Weszliśmy do środka. Znaleźliśmy się w holu, w którym były
różne drzwi, na ścianach były różne obrazy przedstawiające różne krajobrazy.
Pierwsze drzwi na lewo, to była kuchnia. Kilka szafek,
lodówka, mikrofala, stolik, niczym się nie wyróżniała. Jedynie widok był ładny,
na ogród, w którym było widać różne kwiaty.

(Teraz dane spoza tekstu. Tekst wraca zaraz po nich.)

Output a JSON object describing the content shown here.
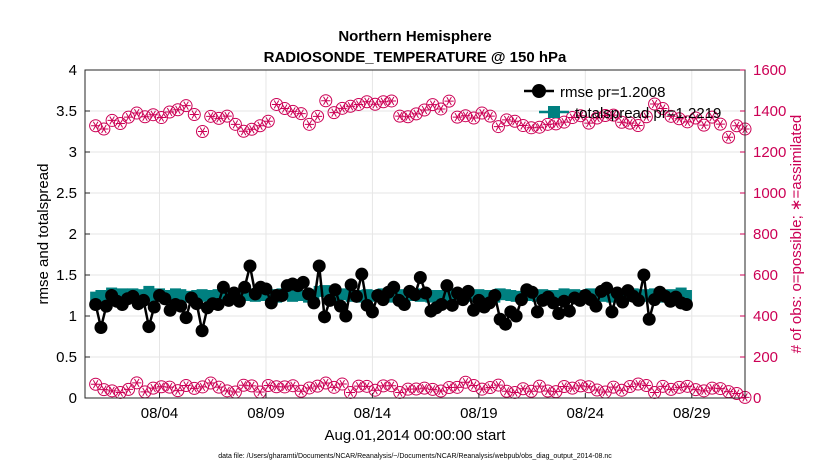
{
  "chart_data": {
    "type": "line",
    "title_line1": "Northern Hemisphere",
    "title_line2": "RADIOSONDE_TEMPERATURE @ 150 hPa",
    "xlabel": "Aug.01,2014 00:00:00 start",
    "ylabel_left": "rmse and totalspread",
    "ylabel_right": "# of obs: o=possible; ∗=assimilated",
    "footnote": "data file: /Users/gharamti/Documents/NCAR/Reanalysis/~/Documents/NCAR/Reanalysis/webpub/obs_diag_output_2014-08.nc",
    "xlim": [
      0.5,
      31.5
    ],
    "ylim_left": [
      0,
      4
    ],
    "ylim_right": [
      0,
      1600
    ],
    "x_ticks": [
      {
        "day": 4,
        "label": "08/04"
      },
      {
        "day": 9,
        "label": "08/09"
      },
      {
        "day": 14,
        "label": "08/14"
      },
      {
        "day": 19,
        "label": "08/19"
      },
      {
        "day": 24,
        "label": "08/24"
      },
      {
        "day": 29,
        "label": "08/29"
      }
    ],
    "y_ticks_left": [
      "0",
      "0.5",
      "1",
      "1.5",
      "2",
      "2.5",
      "3",
      "3.5",
      "4"
    ],
    "y_ticks_right": [
      "0",
      "200",
      "400",
      "600",
      "800",
      "1000",
      "1200",
      "1400",
      "1600"
    ],
    "legend": {
      "position": "top-right",
      "rmse": "rmse pr=1.2008",
      "spread": "totalspread pr=1.2219"
    },
    "colors": {
      "rmse": "#000000",
      "spread": "#008080",
      "obs": "#cc0055",
      "grid": "#e6e6e6"
    },
    "interval_days": 0.25,
    "rmse_values": [
      1.14,
      0.86,
      1.12,
      1.25,
      1.18,
      1.14,
      1.21,
      1.24,
      1.15,
      1.19,
      0.87,
      1.11,
      1.25,
      1.21,
      1.07,
      1.14,
      1.12,
      0.98,
      1.22,
      1.15,
      0.82,
      1.1,
      1.15,
      1.14,
      1.35,
      1.19,
      1.28,
      1.18,
      1.35,
      1.61,
      1.27,
      1.35,
      1.33,
      1.16,
      1.25,
      1.25,
      1.37,
      1.39,
      1.37,
      1.41,
      1.27,
      1.16,
      1.61,
      0.99,
      1.19,
      1.32,
      1.12,
      1.0,
      1.38,
      1.24,
      1.51,
      1.13,
      1.05,
      1.25,
      1.2,
      1.29,
      1.35,
      1.19,
      1.14,
      1.3,
      1.26,
      1.47,
      1.28,
      1.06,
      1.1,
      1.14,
      1.37,
      1.13,
      1.28,
      1.2,
      1.3,
      1.07,
      1.19,
      1.11,
      1.16,
      1.25,
      0.96,
      0.9,
      1.05,
      1.0,
      1.2,
      1.32,
      1.29,
      1.05,
      1.19,
      1.23,
      1.16,
      1.03,
      1.18,
      1.06,
      1.22,
      1.19,
      1.25,
      1.2,
      1.12,
      1.3,
      1.34,
      1.05,
      1.28,
      1.17,
      1.31,
      1.24,
      1.19,
      1.5,
      0.96,
      1.2,
      1.29,
      1.24,
      1.18,
      1.23,
      1.16,
      1.14
    ],
    "spread_values": [
      1.23,
      1.25,
      1.24,
      1.28,
      1.25,
      1.27,
      1.26,
      1.27,
      1.24,
      1.26,
      1.3,
      1.24,
      1.27,
      1.24,
      1.25,
      1.27,
      1.26,
      1.23,
      1.24,
      1.25,
      1.26,
      1.24,
      1.25,
      1.26,
      1.27,
      1.24,
      1.26,
      1.23,
      1.25,
      1.27,
      1.24,
      1.25,
      1.28,
      1.26,
      1.23,
      1.27,
      1.26,
      1.24,
      1.25,
      1.25,
      1.23,
      1.26,
      1.3,
      1.31,
      1.25,
      1.24,
      1.26,
      1.27,
      1.24,
      1.25,
      1.23,
      1.26,
      1.25,
      1.24,
      1.27,
      1.25,
      1.23,
      1.26,
      1.24,
      1.25,
      1.27,
      1.24,
      1.26,
      1.23,
      1.25,
      1.25,
      1.24,
      1.27,
      1.26,
      1.23,
      1.25,
      1.24,
      1.26,
      1.24,
      1.25,
      1.23,
      1.27,
      1.26,
      1.25,
      1.24,
      1.23,
      1.25,
      1.26,
      1.24,
      1.26,
      1.25,
      1.23,
      1.25,
      1.27,
      1.24,
      1.26,
      1.24,
      1.25,
      1.27,
      1.25,
      1.24,
      1.26,
      1.23,
      1.25,
      1.26,
      1.24,
      1.27,
      1.25,
      1.26,
      1.24,
      1.27,
      1.25,
      1.23,
      1.26,
      1.24,
      1.28,
      1.25
    ],
    "obs_possible_high": [
      1328,
      1312,
      1354,
      1339,
      1370,
      1390,
      1372,
      1382,
      1368,
      1395,
      1406,
      1426,
      1383,
      1300,
      1374,
      1364,
      1375,
      1335,
      1301,
      1311,
      1328,
      1350,
      1432,
      1412,
      1398,
      1387,
      1335,
      1374,
      1450,
      1392,
      1413,
      1423,
      1432,
      1445,
      1433,
      1445,
      1449,
      1375,
      1372,
      1386,
      1405,
      1431,
      1410,
      1448,
      1370,
      1377,
      1366,
      1390,
      1375,
      1324,
      1357,
      1350,
      1329,
      1318,
      1321,
      1335,
      1337,
      1346,
      1368,
      1377,
      1341,
      1366,
      1378,
      1380,
      1345,
      1341,
      1329,
      1372,
      1434,
      1412,
      1374,
      1362,
      1347,
      1366,
      1331,
      1370,
      1336,
      1272,
      1328,
      1312
    ],
    "obs_possible_low": [
      67,
      41,
      35,
      27,
      42,
      74,
      30,
      48,
      55,
      53,
      36,
      61,
      47,
      54,
      73,
      53,
      35,
      29,
      62,
      59,
      29,
      61,
      55,
      54,
      60,
      33,
      49,
      58,
      73,
      52,
      68,
      27,
      58,
      57,
      38,
      59,
      60,
      27,
      43,
      44,
      48,
      42,
      34,
      51,
      52,
      77,
      61,
      43,
      51,
      63,
      33,
      27,
      45,
      33,
      58,
      34,
      31,
      56,
      48,
      59,
      55,
      39,
      29,
      53,
      38,
      56,
      68,
      61,
      27,
      57,
      42,
      52,
      57,
      41,
      35,
      48,
      46,
      31,
      22,
      3
    ]
  }
}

Naprzeciwko kuchni była łazienka. Hol kończył się w salonie, na jego
środku był stolik z szklanym blatem, z jednej strony była sofa, a z drugiej dwa
fotele. Na ścianach były dwie pułki z kwiatami. Pod nimi była komoda, na której
było dużo zdjęć, na których byli moi rodzice. Schody prowadziły na górę,
zapewne do sypialni. W salonie było
kilka drzwi. Jedne prowadziły do garderoby, drugie do magazynu na wszystko, a
trzecie do piwnicy. Na górze było 5 sypialni i dwie łazienki.
Wszedłem do jednego.
Na środku stało łóżeczko dla dziecka, w którym było pełno pluszaków. Na drewnie
był napis „Kochany Naruto”. Z oka poleciała mi łza, którą starłem. Wyszedłem z
niego i zacząłem się dalej rozglądać.
Wieczorem wyszedłem z domu. Wszedłem do ogrodu i zacząłem
oglądać różne kwiaty. Po jakiś trzydziestu minutach zerwałem ich kilka i
opuściłem posiadłość. Ruszyłem bocznymi uliczkami w miejsce, którego prawie
nigdy nie odwiedzałem. W ciemnościach czułem się najlepiej, nikt mnie wtedy nie
widział i nie słyszał. Po parunastu minutach dotarłem na wejście cmentarza.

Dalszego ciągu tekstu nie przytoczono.